Сначала я три раза постучал
и подождал, но не было ответа.
Курил себе бессовестно, скучал.
Фонарь потух, и я сидел без света.
Еще немного и пора, пора.
Приду еще, когда я постарею.
Надеюсь, эти фраера
откроют старому еврею.
Я в смерти был не первый человек,
не первый, и не скажешь, что последний,
но видел я лишь оброненный чек
и стул без ножки, что стоял в передней.
***
Свечное пламя мается, дрожит.
Сгорая, мотылек его целует.
Мой друг не пишет – он, как тень, танцует
и на ловца, как зверь, бежит.
Сдвигается зима, ее слепые створки.
Домашний газ свой синий язычок
выпрастывает из конфорки.
Дом позабыл, как умер мотылек.
Забывчивостью – что хотел он показать?
Зачем он книги старые расставил
так нарочито, словно неких правил
он вел – разъятую по комнатам – тетрадь?
Прошли года, а он все делал вид,
что – черствому – не до жильцов покойных.

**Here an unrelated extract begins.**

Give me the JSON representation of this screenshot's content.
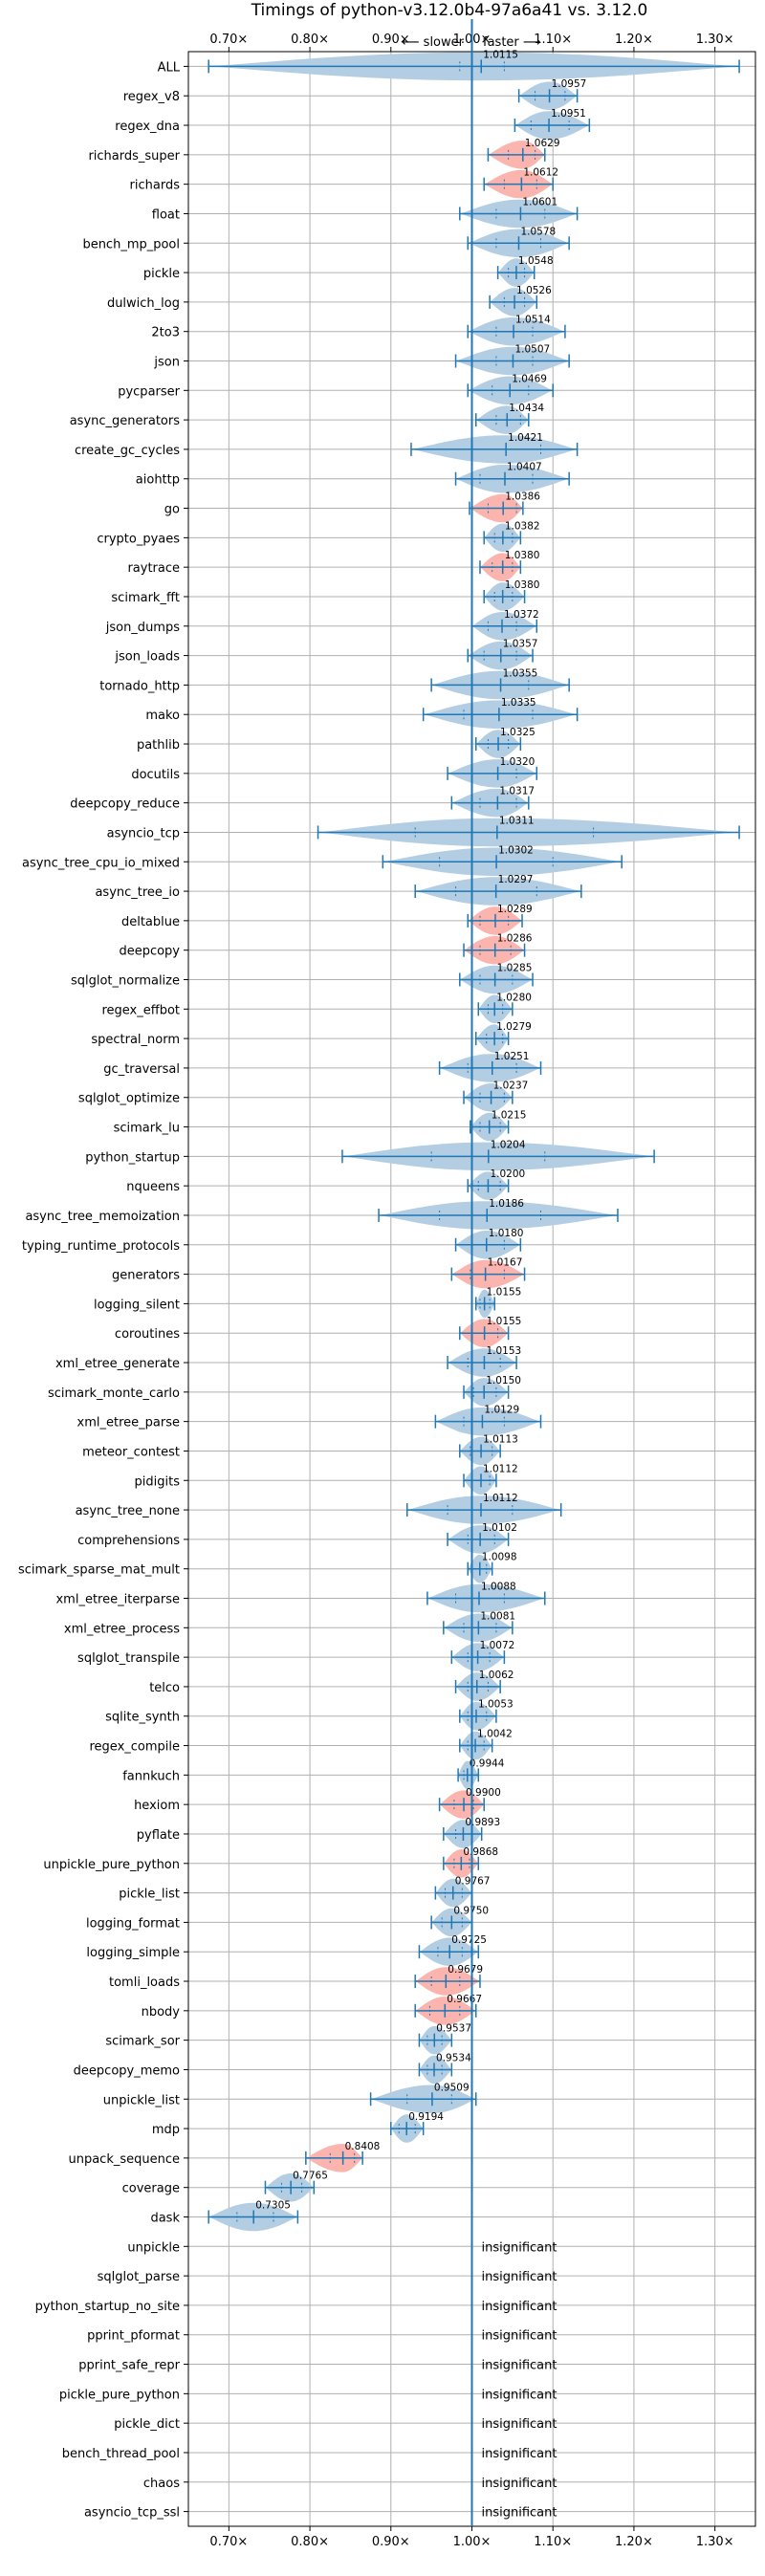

Но я-то видел, как он был укрыт
огромной пленкой крыльев треугольных.
***
В твоих чертах уже проявился
чужой человек. Ты носишь его на себе —
еле заметный контур поверх твоего лица.
В уголках глаз, где было (ты помнишь?) моё место,
обосновался он – вот след его поцелуя.
Только я вижу разницу.
Иногда он просыпается, начинает ворочаться,
смотрит по сторонам и тогда – выпадает
из тебя, как из колоды джокер. Становится рядом.
Идёшь, о двух головах.
А я никогда не мог
стать тобою хотя бы наполовину.
Во мне сохранился голод неразделённого существа.
Я касался тебя, ничего не понимая.
Жил то там, то сям. Ютился
между костяшками пальцев, спал
в уголках глаз. Не оставлял следов.
***
Скоро женщины, которых я любил,
станут старенькими.
Маленькими сморщенными корнеплодами.
Будут расти в земле, пожирать ее соки.